Beef olives

May 7, 2002

I have a love-hate affair with suitcases. I have owned several in my lifetime. There was the olive green number that saw me through my first big OE and through subsequent transtasman shopping forays. It had hinges and locks that would grow taller as the contents of the case expanded. When you are a young, single woman swanning off to Sydney for a month of sleeping on the floor of a friend of a friend's apartment, buying up your wardrobe for the next season, an expanding suitcases is a must.

The olive green number was robust. It never complained when I staggered in from some serious Sydney midsummer shopping, temperature in the 30s (Celsius) and crammed my prized new black lapin (OK - rabbit) fur coat into its depths. It would swallow up classy little angora twinsets, saucy mini-skirts, suede pumps, blond wigs. When my shopping companion and I sat on the suitcase, forcing it down into its usual compact self, it humbly obliged.

In the mid-1970s I was fortunate to visit the US on a State Department grant. My suitcase yielded Kiwi souvenirs and swallowed up trinkets as I wove my way through the country visiting newspapers and journalism schools. It didn't even complain when I strapped on the latest traveller's aid - detachable wheels - the wrong way round.

It saw me through my honeymoon and then retreated to the top of the wardrobe as I dealt with the responsibilities of housebuying then parenthood and greatly diminished travel funds.

When our lads were aged 9 and 11 we decided to take them on the magical journey to Disneyland. The Spouse's vinyl valise and my expandable suitcase were replaced by some more fashionable black zippered suitcases. A bargain at the price. Unfortunately they lasted only as far as Los Angeles.

I have a theory that airport baggage handlers suffer from intense bouts of luggage envy. Luggage equals holidaymakers travelling to nice places to take their leisure. The baggage handlers, bound to terra firma, take out their frustrations on these symbols of perceived affluence.

The handles were wrenched off our new luggage somewhere twixt check-in and collection.
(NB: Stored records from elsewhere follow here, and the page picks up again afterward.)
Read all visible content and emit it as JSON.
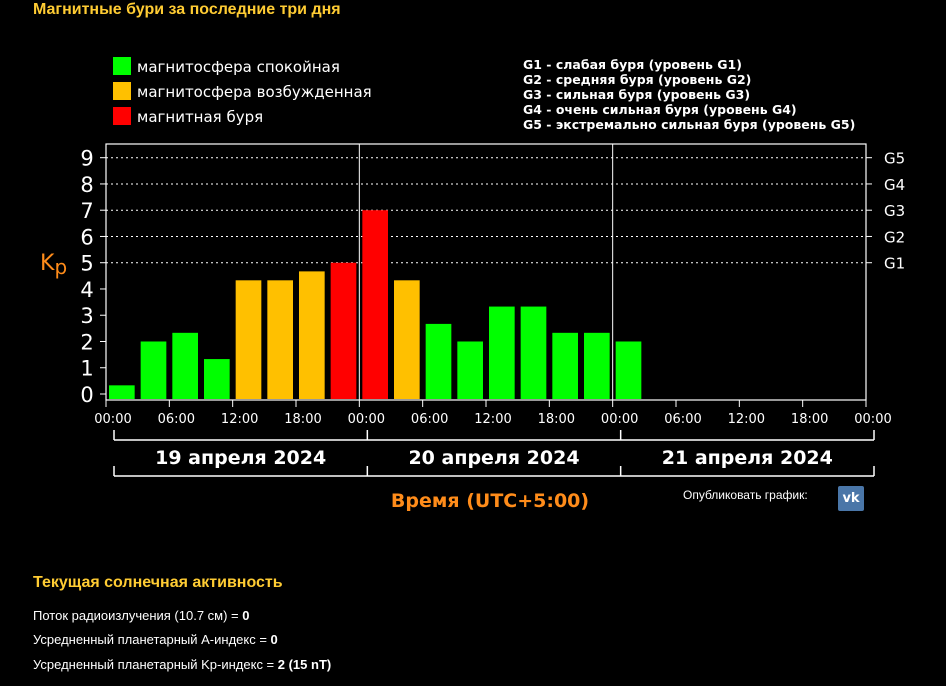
{
  "page": {
    "title": "Магнитные бури за последние три дня",
    "publish_label": "Опубликовать график:",
    "vk_icon": "vk-icon"
  },
  "chart_data": {
    "type": "bar",
    "title": "Магнитные бури за последние три дня",
    "ylabel": "Kp",
    "xlabel": "Время (UTC+5:00)",
    "ylim": [
      0,
      9
    ],
    "y_ticks": [
      "0",
      "1",
      "2",
      "3",
      "4",
      "5",
      "6",
      "7",
      "8",
      "9"
    ],
    "g_levels": [
      {
        "label": "G1",
        "kp": 5
      },
      {
        "label": "G2",
        "kp": 6
      },
      {
        "label": "G3",
        "kp": 7
      },
      {
        "label": "G4",
        "kp": 8
      },
      {
        "label": "G5",
        "kp": 9
      }
    ],
    "x_ticks": [
      "00:00",
      "06:00",
      "12:00",
      "18:00",
      "00:00",
      "06:00",
      "12:00",
      "18:00",
      "00:00",
      "06:00",
      "12:00",
      "18:00",
      "00:00"
    ],
    "days": [
      "19 апреля 2024",
      "20 апреля 2024",
      "21 апреля 2024"
    ],
    "total_slots": 24,
    "values": [
      0.33,
      2,
      2.33,
      1.33,
      4.33,
      4.33,
      4.67,
      5,
      7,
      4.33,
      2.67,
      2,
      3.33,
      3.33,
      2.33,
      2.33,
      2
    ],
    "levels": [
      "quiet",
      "quiet",
      "quiet",
      "quiet",
      "excited",
      "excited",
      "excited",
      "storm",
      "storm",
      "excited",
      "quiet",
      "quiet",
      "quiet",
      "quiet",
      "quiet",
      "quiet",
      "quiet"
    ],
    "legend": [
      {
        "key": "quiet",
        "label": "магнитосфера спокойная",
        "color": "#00ff00"
      },
      {
        "key": "excited",
        "label": "магнитосфера возбужденная",
        "color": "#ffc000"
      },
      {
        "key": "storm",
        "label": "магнитная буря",
        "color": "#ff0000"
      }
    ],
    "g_legend": [
      "G1 - слабая буря (уровень G1)",
      "G2 - средняя буря (уровень G2)",
      "G3 - сильная буря (уровень G3)",
      "G4 - очень сильная буря (уровень G4)",
      "G5 - экстремально сильная буря (уровень G5)"
    ],
    "colors": {
      "axis": "#ffffff",
      "xlabel": "#ff8c1a",
      "ylabel": "#ff8c1a",
      "grid": "#ffffff"
    }
  },
  "solar": {
    "title": "Текущая солнечная активность",
    "radio_flux": {
      "label": "Поток радиоизлучения (10.7 см) = ",
      "value": "0"
    },
    "a_index": {
      "label": "Усредненный планетарный А-индекс = ",
      "value": "0"
    },
    "kp_index": {
      "label": "Усредненный планетарный Kp-индекс = ",
      "value": "2 (15 nT)"
    }
  }
}
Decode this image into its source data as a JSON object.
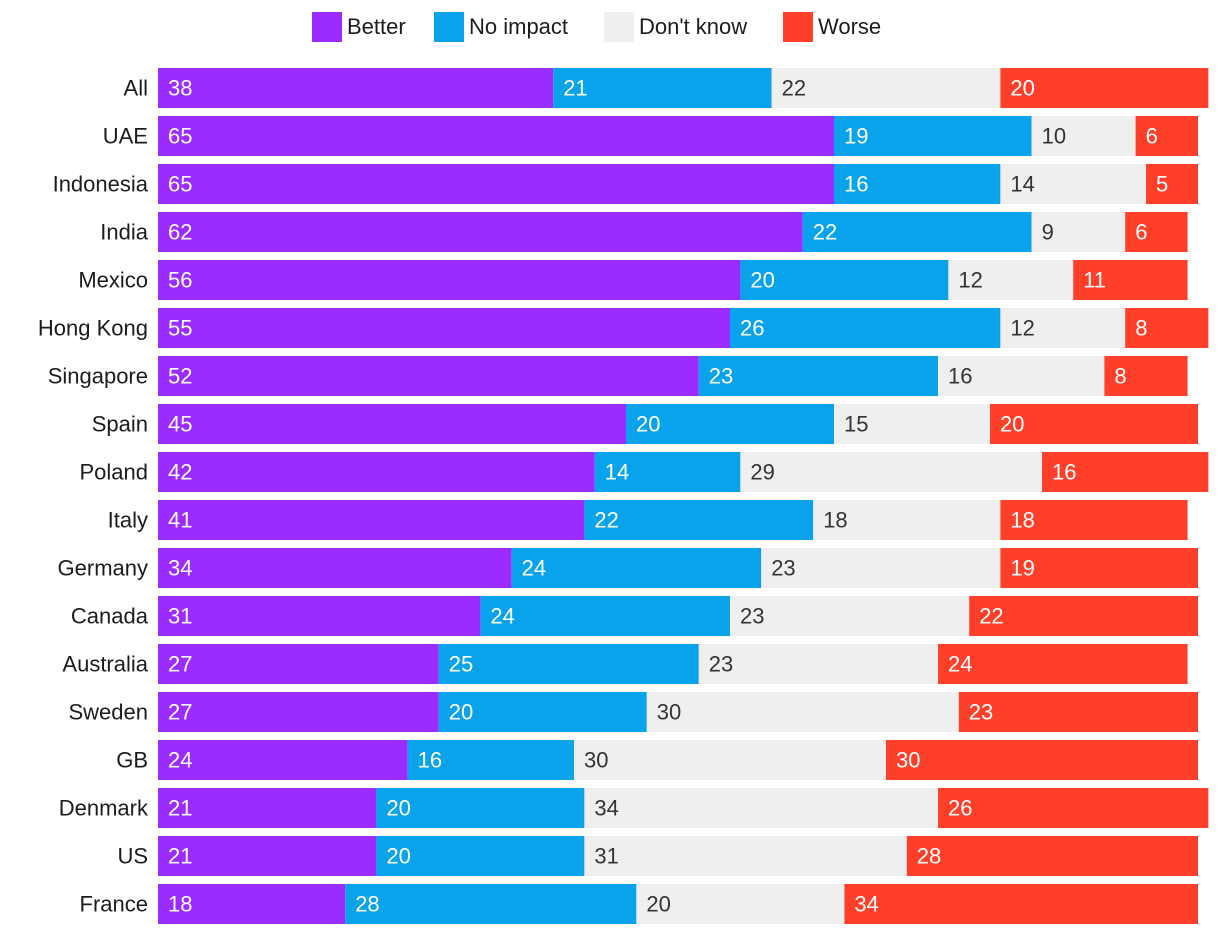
{
  "chart_data": {
    "type": "bar",
    "orientation": "horizontal",
    "stacked": true,
    "units": "percent",
    "legend_position": "top-center",
    "categories": [
      "All",
      "UAE",
      "Indonesia",
      "India",
      "Mexico",
      "Hong Kong",
      "Singapore",
      "Spain",
      "Poland",
      "Italy",
      "Germany",
      "Canada",
      "Australia",
      "Sweden",
      "GB",
      "Denmark",
      "US",
      "France"
    ],
    "series": [
      {
        "name": "Better",
        "color": "#9b2bff",
        "values": [
          38,
          65,
          65,
          62,
          56,
          55,
          52,
          45,
          42,
          41,
          34,
          31,
          27,
          27,
          24,
          21,
          21,
          18
        ]
      },
      {
        "name": "No impact",
        "color": "#09a3ec",
        "values": [
          21,
          19,
          16,
          22,
          20,
          26,
          23,
          20,
          14,
          22,
          24,
          24,
          25,
          20,
          16,
          20,
          20,
          28
        ]
      },
      {
        "name": "Don't know",
        "color": "#efefef",
        "values": [
          22,
          10,
          14,
          9,
          12,
          12,
          16,
          15,
          29,
          18,
          23,
          23,
          23,
          30,
          30,
          34,
          31,
          20
        ]
      },
      {
        "name": "Worse",
        "color": "#ff3f29",
        "values": [
          20,
          6,
          5,
          6,
          11,
          8,
          8,
          20,
          16,
          18,
          19,
          22,
          24,
          23,
          30,
          26,
          28,
          34
        ]
      }
    ]
  }
}
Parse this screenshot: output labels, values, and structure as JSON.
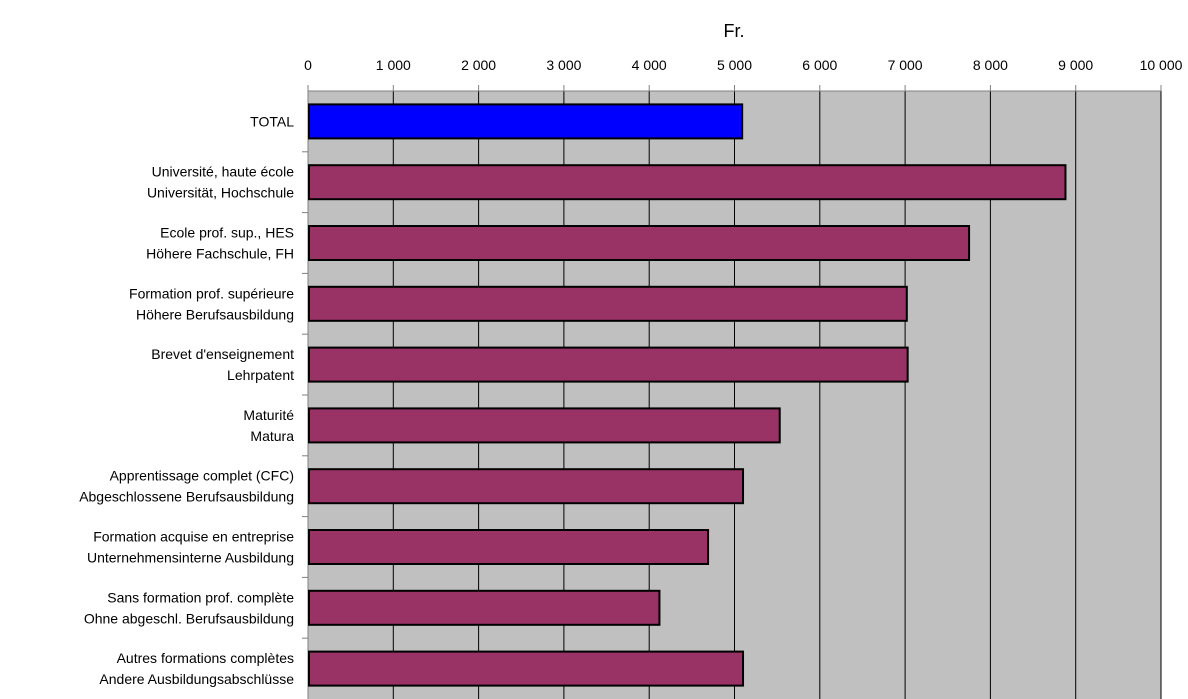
{
  "chart_data": {
    "type": "bar",
    "orientation": "horizontal",
    "xlabel": "Fr.",
    "xlim": [
      0,
      10000
    ],
    "x_ticks": [
      "0",
      "1 000",
      "2 000",
      "3 000",
      "4 000",
      "5 000",
      "6 000",
      "7 000",
      "8 000",
      "9 000",
      "10 000"
    ],
    "x_tick_values": [
      0,
      1000,
      2000,
      3000,
      4000,
      5000,
      6000,
      7000,
      8000,
      9000,
      10000
    ],
    "grid": true,
    "plot_background": "#c0c0c0",
    "colors": {
      "total": "#0000ff",
      "default": "#993366"
    },
    "categories": [
      {
        "lines": [
          "TOTAL"
        ],
        "value": 5090,
        "color": "#0000ff"
      },
      {
        "lines": [
          "Université, haute école",
          "Universität, Hochschule"
        ],
        "value": 8880,
        "color": "#993366"
      },
      {
        "lines": [
          "Ecole prof. sup., HES",
          "Höhere Fachschule, FH"
        ],
        "value": 7750,
        "color": "#993366"
      },
      {
        "lines": [
          "Formation prof. supérieure",
          "Höhere Berufsausbildung"
        ],
        "value": 7020,
        "color": "#993366"
      },
      {
        "lines": [
          "Brevet d'enseignement",
          "Lehrpatent"
        ],
        "value": 7030,
        "color": "#993366"
      },
      {
        "lines": [
          "Maturité",
          "Matura"
        ],
        "value": 5530,
        "color": "#993366"
      },
      {
        "lines": [
          "Apprentissage complet (CFC)",
          "Abgeschlossene Berufsausbildung"
        ],
        "value": 5100,
        "color": "#993366"
      },
      {
        "lines": [
          "Formation acquise en entreprise",
          "Unternehmensinterne Ausbildung"
        ],
        "value": 4690,
        "color": "#993366"
      },
      {
        "lines": [
          "Sans formation prof. complète",
          "Ohne abgeschl. Berufsausbildung"
        ],
        "value": 4120,
        "color": "#993366"
      },
      {
        "lines": [
          "Autres formations complètes",
          "Andere Ausbildungsabschlüsse"
        ],
        "value": 5100,
        "color": "#993366"
      }
    ]
  }
}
I ended up having to buy large zippered soft luggage at a mall somewhere in LA and some housemaid was no doubt surprised to find new but useless suitcases under the bed in an Anaheim hotel room.

The soft roll bags served the sons well as they travelled up and down the country on school sports trips and on family holidays farther afield.

When the lads flew the family coop and The Spouse and I headed off to the UK for a few weeks, I decided to invest in a communal suitcase with wheels to augment our overnighter suit bags. I bought a generously sized bag but didn't allow for the fact that generosity in size equals corresponding increase in weight. That bag spent most of its time in the boot of the rental car while we used our suitbags and lightweight non-crushable clothes.

Next purchase, 15 months ago, was the matching pair of cases with pull-out handles and wheels. Seemingly the most practical investment to date. Unfortunately the handle assembly on his bag was wrenched from its housing on the first flight. It was consigned to the local tip after he managed to throw the guarantee out with the bench clutter before I had a chance to cash in on the one-year guarantee. Mine is faring slightly better, though on last week's Air New Zealand flight from Christchurch to Wellington, the baggage handlers managed to inflict enough force on the bag to smash the interior rigid reinforcing into half a dozen pieces.

Anyone who can recommend indestructible luggage should email me!

In between jet-setting twixt cities, I have been engaging in some winter cooking. Casseroles become increasingly appealing as the temperatures drop. One of my favourite dishes in beef olives. These are known by various names. The French call them Alouettes San Tetes. The name loses something in the translation - headless larks. Another name is veal birds.

Here is a bit of a short cut method. Normally I would process a few slices of stale bread in a food processor and make crumbs for the filling. But this lot I made with slices of bread minus the crusts.

Beef Olives

1 or 2 thin slices of thinly sliced schnitzel-style beef or veal per serving
1 slice of bread for each slice of meat
dried herbs (thyme, rosemary, oregano, basil)
finely diced onion
oil
beef stock
dry white wine
flour and water to thicken

Flatten each piece of beef with a meat mallet. Place a slice on bread on the meat, and sprinkle with dried herbs and diced onion.

Fold the edges of the meat over the bread, and then roll up Secure with toothpicks or string.

Heat some oil in a pan and brown each beef roll. Place in a casserole and pour over some dry white wine and beef stock. Place in a pre-heated 180C over and cook for 90 minutes. Thick the gravy with some flour and water.Remove toothpicks or string to serve.

This is good served with oven-baked potatoes topped with light sour cream and chives, steamed fresh beans and maybe some carrot sticks.